Пополнение уже разместили в окопах, а отступавшая воинская часть все продолжала бездумно передвигаться через позиции батальона. Они не отвечали на вопросы. Только один пожилой боец с огромным почерневшим кровоподтеком на правой щеке на вопрос: «Много ли немцев наступает?» ответил сипло:
– Щас узнаешь.
Тогда батальону, вместе с соседями, удалось отбить две танковые атаки. Потом их забросали бомбами ненавистные немецкие «лапотники» – юнкерсы-87 с неубирающимися, торчащими как лапти колесами. Самолеты, воспользовавшись отсутствие у обороняющихся зениток, нахально снижались до высоты с десяток метров, так что видны были даже глумливые улыбки немецких летчиков. А еще через пару часов немцы прорвались на флангах. Началось бесконечное отступление.
Младший политрук принимал вначале взвод, потом роту, когда осколком бомбы убило комбата, пришлось взять командование остатками батальона на себя. Тогда они шли вместе с первым батальоном. Подошли к небольшой речке, заросшей камышом, бросились к воде – не пили больше суток, и тут с противоположного берега ударил вражеский пулемет – там уже были немцы.
Командир первого батальона собрал на совет оставшийся в живых командный состав полка и объявил свое решение – разбиться на мелкие группы, переправиться и уходить на северо-восток, в Воронежскую область. Там леса и можно будет укрыться от врага. Иванцова на это совещание привел посыльный, когда все уже расходились (за время отступления он так и не стал своим среди командиров). Комбат-1, майор Хохлов, просто объявил о своем решении и сухо порекомендовал, чтобы Иванцов не привязывался к его группе.
Вернувшись к остаткам своего батальона, Иванцов собрал вокруг себя бойцов и все им откровенно рассказал, добавил, что надо этой ночью переправиться и идти к своим на юго-восток. Двигаться придется впереди фашистских тылов, сзади передовых частей. Это оказалось единственно верным решением. Грохочущую линию фронта догнали через два дня…

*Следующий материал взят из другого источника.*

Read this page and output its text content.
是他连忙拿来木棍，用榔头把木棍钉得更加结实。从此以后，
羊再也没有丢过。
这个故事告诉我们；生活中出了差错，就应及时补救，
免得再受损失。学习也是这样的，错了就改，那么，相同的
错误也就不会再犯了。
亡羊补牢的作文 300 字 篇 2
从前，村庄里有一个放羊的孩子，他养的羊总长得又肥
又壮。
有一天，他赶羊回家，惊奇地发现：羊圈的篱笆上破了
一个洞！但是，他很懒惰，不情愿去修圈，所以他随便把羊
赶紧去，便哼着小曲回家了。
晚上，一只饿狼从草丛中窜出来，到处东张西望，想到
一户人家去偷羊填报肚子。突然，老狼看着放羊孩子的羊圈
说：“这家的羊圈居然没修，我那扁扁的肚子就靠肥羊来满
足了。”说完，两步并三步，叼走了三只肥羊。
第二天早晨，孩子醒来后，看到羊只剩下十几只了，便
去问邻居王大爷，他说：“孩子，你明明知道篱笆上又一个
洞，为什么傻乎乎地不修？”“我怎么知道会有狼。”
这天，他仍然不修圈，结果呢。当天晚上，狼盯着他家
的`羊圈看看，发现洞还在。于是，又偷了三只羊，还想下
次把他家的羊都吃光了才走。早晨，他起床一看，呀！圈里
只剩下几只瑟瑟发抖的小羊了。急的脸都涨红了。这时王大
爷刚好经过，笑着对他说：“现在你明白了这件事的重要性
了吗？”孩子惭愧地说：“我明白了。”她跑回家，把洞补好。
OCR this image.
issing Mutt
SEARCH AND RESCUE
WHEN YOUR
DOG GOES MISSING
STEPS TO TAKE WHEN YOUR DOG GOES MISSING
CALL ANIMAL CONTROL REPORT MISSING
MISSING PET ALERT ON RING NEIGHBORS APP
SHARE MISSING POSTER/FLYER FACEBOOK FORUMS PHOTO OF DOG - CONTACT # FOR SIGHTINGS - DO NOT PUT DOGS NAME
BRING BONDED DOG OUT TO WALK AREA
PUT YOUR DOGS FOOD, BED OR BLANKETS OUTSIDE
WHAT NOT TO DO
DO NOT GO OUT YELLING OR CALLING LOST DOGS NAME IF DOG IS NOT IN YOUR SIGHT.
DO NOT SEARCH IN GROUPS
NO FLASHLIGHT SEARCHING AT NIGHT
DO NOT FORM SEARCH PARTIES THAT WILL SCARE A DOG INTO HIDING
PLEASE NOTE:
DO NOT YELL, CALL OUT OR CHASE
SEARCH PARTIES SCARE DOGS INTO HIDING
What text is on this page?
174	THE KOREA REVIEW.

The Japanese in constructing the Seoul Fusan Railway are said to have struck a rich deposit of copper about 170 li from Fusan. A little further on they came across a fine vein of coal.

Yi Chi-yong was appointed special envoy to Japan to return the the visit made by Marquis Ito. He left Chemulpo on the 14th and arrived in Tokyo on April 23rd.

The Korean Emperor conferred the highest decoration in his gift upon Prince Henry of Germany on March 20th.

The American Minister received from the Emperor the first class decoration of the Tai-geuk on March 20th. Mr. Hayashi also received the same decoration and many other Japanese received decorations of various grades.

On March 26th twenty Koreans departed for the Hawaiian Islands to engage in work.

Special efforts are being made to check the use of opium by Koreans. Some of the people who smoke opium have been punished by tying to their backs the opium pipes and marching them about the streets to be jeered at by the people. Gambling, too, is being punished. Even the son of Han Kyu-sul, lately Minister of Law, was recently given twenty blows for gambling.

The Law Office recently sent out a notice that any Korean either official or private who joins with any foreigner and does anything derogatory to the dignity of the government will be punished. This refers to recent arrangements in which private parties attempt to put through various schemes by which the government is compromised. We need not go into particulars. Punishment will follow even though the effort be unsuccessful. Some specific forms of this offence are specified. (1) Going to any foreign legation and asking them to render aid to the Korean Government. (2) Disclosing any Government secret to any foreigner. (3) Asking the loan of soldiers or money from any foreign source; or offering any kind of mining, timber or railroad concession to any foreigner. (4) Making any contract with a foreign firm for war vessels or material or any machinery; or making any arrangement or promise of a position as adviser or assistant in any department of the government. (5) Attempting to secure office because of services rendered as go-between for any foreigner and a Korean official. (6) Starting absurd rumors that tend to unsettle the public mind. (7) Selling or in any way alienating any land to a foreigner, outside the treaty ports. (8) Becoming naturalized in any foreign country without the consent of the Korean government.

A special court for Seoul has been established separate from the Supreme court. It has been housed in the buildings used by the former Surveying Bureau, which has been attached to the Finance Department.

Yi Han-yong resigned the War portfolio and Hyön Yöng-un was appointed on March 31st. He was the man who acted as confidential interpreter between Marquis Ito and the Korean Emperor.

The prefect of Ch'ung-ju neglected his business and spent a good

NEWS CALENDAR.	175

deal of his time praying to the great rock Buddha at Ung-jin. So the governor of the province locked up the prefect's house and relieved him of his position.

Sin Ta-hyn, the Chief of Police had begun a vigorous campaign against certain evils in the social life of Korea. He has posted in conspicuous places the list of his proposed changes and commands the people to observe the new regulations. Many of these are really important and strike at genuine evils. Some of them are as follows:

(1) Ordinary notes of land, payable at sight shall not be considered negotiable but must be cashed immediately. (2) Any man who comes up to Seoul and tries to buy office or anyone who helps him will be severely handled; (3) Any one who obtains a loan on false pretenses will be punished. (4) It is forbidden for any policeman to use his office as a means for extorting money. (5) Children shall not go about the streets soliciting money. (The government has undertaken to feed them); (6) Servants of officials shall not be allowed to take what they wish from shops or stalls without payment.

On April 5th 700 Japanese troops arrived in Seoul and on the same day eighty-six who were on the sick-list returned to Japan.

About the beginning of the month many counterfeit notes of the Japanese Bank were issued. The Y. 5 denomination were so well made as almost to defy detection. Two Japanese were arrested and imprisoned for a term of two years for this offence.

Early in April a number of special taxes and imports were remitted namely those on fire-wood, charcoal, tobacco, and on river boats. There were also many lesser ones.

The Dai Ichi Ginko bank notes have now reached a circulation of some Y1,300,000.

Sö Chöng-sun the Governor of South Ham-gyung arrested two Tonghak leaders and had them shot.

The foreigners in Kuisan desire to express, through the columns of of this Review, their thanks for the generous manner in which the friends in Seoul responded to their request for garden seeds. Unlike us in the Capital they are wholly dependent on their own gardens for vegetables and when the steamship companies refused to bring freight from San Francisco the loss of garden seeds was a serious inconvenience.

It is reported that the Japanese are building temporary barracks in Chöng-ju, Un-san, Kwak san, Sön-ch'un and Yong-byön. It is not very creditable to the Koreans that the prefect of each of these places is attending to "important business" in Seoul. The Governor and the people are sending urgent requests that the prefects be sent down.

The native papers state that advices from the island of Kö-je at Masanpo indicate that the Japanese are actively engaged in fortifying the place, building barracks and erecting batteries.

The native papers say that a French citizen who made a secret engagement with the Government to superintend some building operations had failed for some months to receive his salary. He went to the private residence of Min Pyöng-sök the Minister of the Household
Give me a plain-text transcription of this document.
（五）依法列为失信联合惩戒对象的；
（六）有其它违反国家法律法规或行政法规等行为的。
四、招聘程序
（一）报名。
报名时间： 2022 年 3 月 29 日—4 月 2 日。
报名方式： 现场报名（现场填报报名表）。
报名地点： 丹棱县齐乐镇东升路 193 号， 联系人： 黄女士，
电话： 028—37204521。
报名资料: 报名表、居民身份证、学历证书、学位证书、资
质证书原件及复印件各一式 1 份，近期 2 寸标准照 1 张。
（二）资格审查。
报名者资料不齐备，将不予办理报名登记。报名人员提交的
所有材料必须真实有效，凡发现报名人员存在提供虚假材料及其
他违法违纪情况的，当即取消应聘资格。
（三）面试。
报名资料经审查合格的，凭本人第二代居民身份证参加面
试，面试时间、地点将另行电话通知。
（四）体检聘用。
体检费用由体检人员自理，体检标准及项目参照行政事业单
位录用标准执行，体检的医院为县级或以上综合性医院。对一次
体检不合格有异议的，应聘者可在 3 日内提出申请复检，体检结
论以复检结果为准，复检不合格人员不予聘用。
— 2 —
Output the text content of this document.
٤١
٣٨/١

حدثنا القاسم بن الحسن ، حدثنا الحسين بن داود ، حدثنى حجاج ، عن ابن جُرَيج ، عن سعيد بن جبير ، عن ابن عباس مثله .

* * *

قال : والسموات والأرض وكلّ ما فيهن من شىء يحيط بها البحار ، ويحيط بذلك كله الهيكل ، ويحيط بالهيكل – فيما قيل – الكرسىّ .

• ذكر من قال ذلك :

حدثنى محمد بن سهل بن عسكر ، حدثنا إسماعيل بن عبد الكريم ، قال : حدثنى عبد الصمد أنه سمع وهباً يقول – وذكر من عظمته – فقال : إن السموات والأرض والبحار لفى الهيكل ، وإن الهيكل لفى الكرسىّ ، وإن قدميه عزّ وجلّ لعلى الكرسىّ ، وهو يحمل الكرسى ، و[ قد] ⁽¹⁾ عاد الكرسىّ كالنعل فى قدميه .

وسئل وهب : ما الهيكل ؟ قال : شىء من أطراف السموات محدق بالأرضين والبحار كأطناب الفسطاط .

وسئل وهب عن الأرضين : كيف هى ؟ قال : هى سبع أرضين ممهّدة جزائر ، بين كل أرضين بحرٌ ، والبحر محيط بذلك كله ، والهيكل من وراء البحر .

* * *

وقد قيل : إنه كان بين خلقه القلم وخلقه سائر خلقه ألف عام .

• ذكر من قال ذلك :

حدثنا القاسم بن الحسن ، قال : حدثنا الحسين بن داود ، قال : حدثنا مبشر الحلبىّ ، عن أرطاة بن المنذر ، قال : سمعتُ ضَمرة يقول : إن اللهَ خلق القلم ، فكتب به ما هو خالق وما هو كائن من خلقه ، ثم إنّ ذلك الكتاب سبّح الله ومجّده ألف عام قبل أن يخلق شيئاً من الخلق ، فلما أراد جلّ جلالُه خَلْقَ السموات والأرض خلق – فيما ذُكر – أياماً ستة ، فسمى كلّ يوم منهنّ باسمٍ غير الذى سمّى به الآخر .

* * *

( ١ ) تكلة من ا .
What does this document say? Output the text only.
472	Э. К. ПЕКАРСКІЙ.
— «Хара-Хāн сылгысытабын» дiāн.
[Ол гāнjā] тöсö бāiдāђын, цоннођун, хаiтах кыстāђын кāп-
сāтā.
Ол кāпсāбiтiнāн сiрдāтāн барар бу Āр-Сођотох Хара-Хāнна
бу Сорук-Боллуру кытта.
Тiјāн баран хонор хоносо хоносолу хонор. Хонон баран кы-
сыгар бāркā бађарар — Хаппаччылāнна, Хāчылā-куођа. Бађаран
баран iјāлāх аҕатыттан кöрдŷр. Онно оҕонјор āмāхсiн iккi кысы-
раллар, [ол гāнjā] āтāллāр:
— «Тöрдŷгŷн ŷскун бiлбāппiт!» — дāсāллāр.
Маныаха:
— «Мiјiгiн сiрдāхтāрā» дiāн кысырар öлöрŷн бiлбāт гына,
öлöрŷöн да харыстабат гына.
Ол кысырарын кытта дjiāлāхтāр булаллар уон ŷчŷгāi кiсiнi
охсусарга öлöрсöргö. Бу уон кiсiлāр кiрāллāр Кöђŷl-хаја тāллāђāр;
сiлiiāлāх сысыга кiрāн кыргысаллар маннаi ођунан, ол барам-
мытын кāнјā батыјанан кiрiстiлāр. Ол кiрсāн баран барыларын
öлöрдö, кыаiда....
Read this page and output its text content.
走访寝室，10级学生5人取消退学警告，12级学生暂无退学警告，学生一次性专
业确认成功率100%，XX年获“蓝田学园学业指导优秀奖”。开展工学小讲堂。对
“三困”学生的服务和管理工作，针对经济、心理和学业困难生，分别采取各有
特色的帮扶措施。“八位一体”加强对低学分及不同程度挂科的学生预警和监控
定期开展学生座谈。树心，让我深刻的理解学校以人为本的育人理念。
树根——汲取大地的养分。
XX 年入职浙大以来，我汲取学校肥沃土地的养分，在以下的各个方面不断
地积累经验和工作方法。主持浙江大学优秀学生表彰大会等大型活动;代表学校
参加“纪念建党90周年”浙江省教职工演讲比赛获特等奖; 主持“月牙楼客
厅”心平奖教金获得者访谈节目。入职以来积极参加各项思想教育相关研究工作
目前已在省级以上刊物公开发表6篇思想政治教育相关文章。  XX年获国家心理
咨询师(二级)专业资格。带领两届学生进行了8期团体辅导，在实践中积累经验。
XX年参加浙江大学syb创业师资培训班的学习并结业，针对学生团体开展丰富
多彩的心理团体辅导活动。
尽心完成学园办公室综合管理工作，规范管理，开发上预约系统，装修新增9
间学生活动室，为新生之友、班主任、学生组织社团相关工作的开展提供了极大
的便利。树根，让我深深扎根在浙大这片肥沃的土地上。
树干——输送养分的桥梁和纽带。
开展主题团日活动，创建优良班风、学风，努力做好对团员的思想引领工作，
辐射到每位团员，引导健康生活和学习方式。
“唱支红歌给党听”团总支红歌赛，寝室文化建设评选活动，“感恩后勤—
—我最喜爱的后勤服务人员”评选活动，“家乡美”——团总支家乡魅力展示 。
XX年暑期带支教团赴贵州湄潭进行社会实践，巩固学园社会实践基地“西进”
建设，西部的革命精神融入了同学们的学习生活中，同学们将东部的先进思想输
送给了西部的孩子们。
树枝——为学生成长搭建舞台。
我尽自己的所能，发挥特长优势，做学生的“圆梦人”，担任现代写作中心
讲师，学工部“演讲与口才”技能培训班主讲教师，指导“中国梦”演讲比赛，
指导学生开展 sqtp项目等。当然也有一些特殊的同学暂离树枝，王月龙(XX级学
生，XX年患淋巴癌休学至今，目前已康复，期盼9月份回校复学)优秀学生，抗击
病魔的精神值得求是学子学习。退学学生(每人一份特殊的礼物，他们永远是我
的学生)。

Иванцов и его батальон рисковали смертельно. Вели себя дерзко, шли открыто днем посреди пыльной дороги, наступая на пятки передовым фашистским колоннам. Выручила всех необычайная интуиция политрука. В лихорадке отступления он зачем-то приказал взять из напоровшегося на противотанковую мину немецкого грузовика тяжеленный брезентовый мешок с новенькими немецкими касками. Пятеро бойцов, матерясь вполголоса, тащили этот казалось бы никчемный груз по бесконечно длинным, политым потом и кровью степным дорогам. Теперь каски играли решающую роль в задуманном маскараде. Первая шеренга и замыкающий по левой стороне ряд бойцов напялили каски и, мучаясь нещадно от накалившегося металла, обеспечивали бесценную маскировку. Впереди, как заговоренный, вышагивал Иванцов. Люди шли за ним тесной группой, позабыв о еде и жажде. Шли молча, повинуясь лишь жестам Иванцова, который поднимал высоко руку, показывая остановку или направление движения. Над плотно сбившейся группой людей витал необычайный дух согласия и единения. Возникло странное чувство целостности, когда все вдруг ощутили, что питаются одной энергией, что плечи, несущие на себе тяжелое оружие, принадлежат уже не каждому индивидууму, а стали частью единого организма, теми его частями, которые выполняют одну из важнейших функций. То же самое произошло с ритмом движения. Шедший впереди Иванцов уже не слышал разнобойного топота сапог. Сзади монолитно шагал единый организм. Земля под ногами покачивалась в такт слитному шагу колонны. Когда впереди из облака пыли показались два отставших для ремонта от наступавшего немецкого механизированного полка мотоцикла с колясками, этот монолитный организм отреагировал быстро и уверенно. Фашистам не дали даже открыть рот. Все четверо мотоциклистов были мгновенно задушены и проткнуты штыками. Тела спрятали в придорожных кустах а мотоциклы оставили исправно стоять у обочины, словно их владельцы отошли на минутку с дороги. Все это заняло несколько секунд. И, не сбившись с ритма, исполин зашагал слитно по пыльной степной дороге…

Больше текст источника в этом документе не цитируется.